C’est pourquoi je dis souvent à mes athlètes d’endurance : votre déficit doit être créé sur la « dépense non liée à l’entraînement », ne coupez pas le carburant nécessaire à l’entraînement. Les jours d’entraînement, il faut manger plus ; ce n’est pas une entorse au régime, c’est protéger votre corps. Si vous ressentez une fatigue persistante, un rythme cardiaque anormal, un sommeil dégradé, des cycles menstruels irréguliers, des rhumes ou blessures à répétition — ce sont des signaux que votre corps vous envoie : « pas assez d’énergie ». Il faut ralentir, manger plus, et consulter un médecin si nécessaire.
Ce tableau vous aide à faire un auto-diagnostic rapide des signes d’alerte d’un LEA :
| Aspect du signal d’alerte | Normal | Signe à surveiller |
|---|---|---|
| Fréquence cardiaque au repos au réveil | Globalement stable | Augmentation continue de plus de 5 à 10 bpm |
| Sommeil | Endormissement facile, sommeil profond | Difficultés d’endormissement, réveils fréquents, fatigue au réveil |
| Sensation à l’entraînement | La puissance / allure attendue est tenable | Même intensité devient anormalement difficile, jambes vides |
| Humeur | Globalement stable | Irritabilité, moral en baisse, perte de motivation |
| Cycle menstruel (femmes) | Régulier | Cycles irréguliers ou aménorrhée |
| Immunité | Peu de maladies | Rhumes à répétition, plaies qui cicatrisent mal, blessures fréquentes |
Dès que vous cochez deux ou trois de ces éléments ou plus, mon conseil est toujours le même : remangez d’abord, réduisez le déficit, laissez le corps se stabiliser.
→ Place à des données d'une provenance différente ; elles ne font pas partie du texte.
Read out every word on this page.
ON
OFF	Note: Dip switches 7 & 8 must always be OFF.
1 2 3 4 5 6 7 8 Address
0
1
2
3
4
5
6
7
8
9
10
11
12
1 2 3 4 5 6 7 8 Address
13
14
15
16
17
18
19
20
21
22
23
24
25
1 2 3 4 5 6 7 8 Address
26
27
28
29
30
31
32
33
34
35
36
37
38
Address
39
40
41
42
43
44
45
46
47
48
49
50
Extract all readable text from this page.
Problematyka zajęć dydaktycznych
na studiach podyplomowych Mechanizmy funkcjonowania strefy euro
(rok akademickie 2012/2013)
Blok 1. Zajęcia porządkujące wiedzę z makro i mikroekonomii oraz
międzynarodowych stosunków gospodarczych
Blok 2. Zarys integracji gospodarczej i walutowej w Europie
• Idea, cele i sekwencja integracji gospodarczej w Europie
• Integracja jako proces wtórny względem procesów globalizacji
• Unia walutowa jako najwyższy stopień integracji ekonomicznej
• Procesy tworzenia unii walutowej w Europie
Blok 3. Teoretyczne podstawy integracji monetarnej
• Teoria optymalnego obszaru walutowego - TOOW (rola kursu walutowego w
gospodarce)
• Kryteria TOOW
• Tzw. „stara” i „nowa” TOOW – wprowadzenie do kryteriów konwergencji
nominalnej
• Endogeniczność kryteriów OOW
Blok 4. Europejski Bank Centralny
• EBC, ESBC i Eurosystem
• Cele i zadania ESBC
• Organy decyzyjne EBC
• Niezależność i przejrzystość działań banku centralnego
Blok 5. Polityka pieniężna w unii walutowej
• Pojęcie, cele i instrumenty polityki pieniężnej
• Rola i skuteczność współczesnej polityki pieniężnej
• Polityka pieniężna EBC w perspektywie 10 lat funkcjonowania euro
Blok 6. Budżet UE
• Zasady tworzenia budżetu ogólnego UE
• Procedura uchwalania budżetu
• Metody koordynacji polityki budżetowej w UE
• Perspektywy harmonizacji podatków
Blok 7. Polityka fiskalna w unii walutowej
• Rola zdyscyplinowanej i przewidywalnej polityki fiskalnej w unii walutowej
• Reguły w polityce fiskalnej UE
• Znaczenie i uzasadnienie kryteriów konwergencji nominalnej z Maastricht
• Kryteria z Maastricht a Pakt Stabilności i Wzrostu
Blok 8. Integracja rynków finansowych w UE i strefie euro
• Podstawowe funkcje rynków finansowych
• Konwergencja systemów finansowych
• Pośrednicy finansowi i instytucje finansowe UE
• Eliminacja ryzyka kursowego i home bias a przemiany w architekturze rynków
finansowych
Aucun objectif de perte de graisse ne vaut la peine de sacrifier votre santé.
Concept 3 : Le timing — quand perdre du gras et comment périodiser
Le troisième pilier de la perte de graisse est le « timing ». Les mêmes méthodes, placées dans la bonne saison et le bon cycle d’entraînement, donnent des résultats et des coûts radicalement différents.
1. Cycle saisonnier : perdre du gras en « hors-saison / période de base », pas « avant / pendant la saison »
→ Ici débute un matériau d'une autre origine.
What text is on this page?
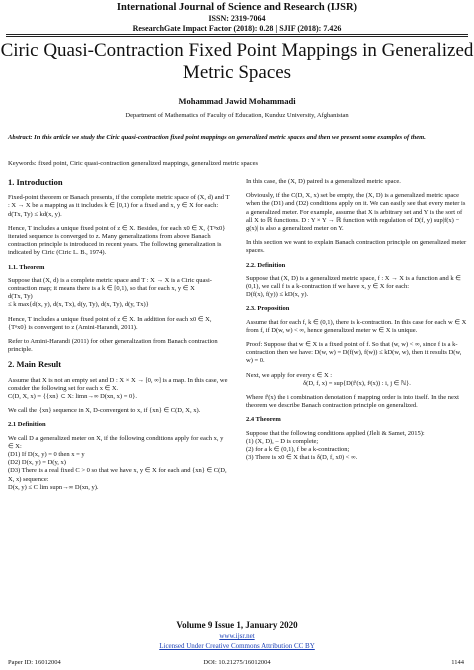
International Journal of Science and Research (IJSR)
ISSN: 2319-7064
ResearchGate Impact Factor (2018): 0.28 | SJIF (2018): 7.426
Ciric Quasi-Contraction Fixed Point Mappings in Generalized Metric Spaces
Mohammad Jawid Mohammadi
Department of Mathematics of Faculty of Education, Kunduz University, Afghanistan
Abstract: In this article we study the Ciric quasi-contraction fixed point mappings on generalized metric spaces and then we present some examples of them.
Keywords: fixed point, Ciric quasi-contraction generalized mappings, generalized metric spaces

1. Introduction

Fixed-point theorem or Banach presents, if the complete metric space of (X, d) and T : X → X be a mapping as it includes k ∈ [0,1) for a fixed and x, y ∈ X for each:
d(Tx, Ty) ≤ kd(x, y).

Hence, T includes a unique fixed point of z ∈ X. Besides, for each x0 ∈ X, {Tⁿx0} iterated sequence is converged to z. Many generalizations from above Banach contraction principle is introduced in recent years. The following generalization is indicated by Ciric (Ciric L. B., 1974).

1.1. Theorem

Suppose that (X, d) is a complete metric space and T : X → X is a Ciric quasi-contraction map; it means there is a k ∈ [0,1), so that for each x, y ∈ X
d(Tx, Ty)
≤ k max{d(x, y), d(x, Tx), d(y, Ty), d(x, Ty), d(y, Tx)}

Hence, T includes a unique fixed point of z ∈ X. In addition for each x0 ∈ X, {Tⁿx0} is convergent to z (Amini-Harandi, 2011).

Refer to Amini-Harandi (2011) for other generalization from Banach contraction principle.

2. Main Result

Assume that X is not an empty set and D : X × X → [0, ∞] is a map. In this case, we consider the following set for each x ∈ X.
C(D, X, x) = {{xn} ⊂ X: limn→∞ D(xn, x) = 0}.

We call the {xn} sequence in X, D-convergent to x, if {xn} ∈ C(D, X, x).

2.1 Definition

We call D a generalized meter on X, if the following conditions apply for each x, y ∈ X:
(D1) If D(x, y) = 0 then x = y
(D2) D(x, y) = D(y, x)
(D3) There is a real fixed C > 0 so that we have x, y ∈ X for each and {xn} ∈ C(D, X, x) sequence:
D(x, y) ≤ C lim supn→∞ D(xn, y).

In this case, the (X, D) paired is a generalized metric space.

Obviously, if the C(D, X, x) set be empty, the (X, D) is a generalized metric space when the (D1) and (D2) conditions apply on it. We can easily see that every meter is a generalized meter. For example, assume that X is arbitrary set and Y is the sort of all X to ℝ functions. D : Y × Y → ℝ function with regulation of D(f, y) sup|f(x) − g(x)| is also a generalized meter on Y.

In this section we want to explain Banach contraction principle on generalized meter spaces.

2.2. Definition

Suppose that (X, D) is a generalized metric space, f : X → X is a function and k ∈ (0,1), we call f is a k-contraction if we have x, y ∈ X for each:
D(f(x), f(y)) ≤ kD(x, y).

2.3. Proposition

Assume that for each f, k ∈ (0,1), there is k-contraction. In this case for each w ∈ X from f, if D(w, w) < ∞, hence generalized meter w ∈ X is unique.

Proof: Suppose that w ∈ X is a fixed point of f. So that (w, w) < ∞, since f is a k-contraction then we have: D(w, w) = D(f(w), f(w)) ≤ kD(w, w), then it results D(w, w) = 0.

Next, we apply for every ϵ ∈ X :
δ(D, f, x) = sup{D(fⁱ(x), fʲ(x)) : i, j ∈ ℕ}.

Where fⁱ(x) the i combination denotation f mapping order is into itself. In the next theorem we describe Banach contraction principle on generalized.

2.4 Theorem

Suppose that the following conditions applied (Jleli & Samet, 2015):
(1) (X, D), – D is complete;
(2) for a k ∈ (0,1), f be a k-contraction;
(3) There is x0 ∈ X that is δ(D, f, x0) < ∞.

Volume 9 Issue 1, January 2020
www.ijsr.net
Licensed Under Creative Commons Attribution CC BY
Paper ID: 16012004	DOI: 10.21275/16012004	1144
La perte de graisse est par nature une période de « déficit énergétique », ce qui entre quelque peu en conflit avec la « recherche de performance maximale ». C’est pourquoi je place presque toujours la perte de graisse en hors-saison ou en période de base, lorsque les exigences d’intensité d’entraînement sont plus faibles et que le corps a la marge pour supporter le déficit.
À l’inverse, en pleine saison ou en période d’affûtage pré-compétition, une perte de graisse agressive n’est pas adaptée. Pendant cette période, vous avez besoin de plein régime, de bonne récupération et de bonne forme. Forcer un déficit à ce moment-là, c’est vouloir que le cheval coure sans lui donner de foin. Si vous découvrez un surpoids juste avant une compétition, c’est généralement un problème de planification en amont ; bricoler à la dernière minute ne fera que sacrifier votre forme.
2. Timing quotidien : placer les glucides et les protéines « au bon endroit » autour des entraînements
Même en déficit calorique sur la journée, vous pouvez intelligemment répartir le « positionnement temporel » des calories pour que la qualité de l’entraînement et la récupération soient le moins affectées possible :
- « Avant » et « après » les séances à haute intensité : placez ici la majorité des glucides de la journée. Avant l’entraînement, vous avez le carburant pour tenir l’intensité ; après, vous rechargez en glucides + protéines pour la récupération et la réparation musculaire.
- Avant le coucher : une portion de protéines faciles à digérer (comme des produits laitiers ou de la whey) favorise la réparation musculaire pendant la nuit, un plus pour préserver le muscle en période de déficit.
- Jours de faible intensité / repos : ces jours-là, la dépense énergétique est plus faible, vous pouvez réduire un peu les glucides et creuser un peu plus le déficit, pour que « les jours où il faut du carburant, il y en ait ; les jours où on n’en a pas besoin, on économise ».
Ce concept de « placer les glucides aux moments où vous en avez le plus besoin » est ce qu’on appelle le nutrient timing (timing des nutriments et des glucides). Ce n’est pas magique, cela ne change pas la direction du déficit calorique total, mais cela vous permet de « continuer à performer à l’entraînement » malgré le déficit, ce qui est très précieux pour préserver le muscle et maintenir la capacité de combat.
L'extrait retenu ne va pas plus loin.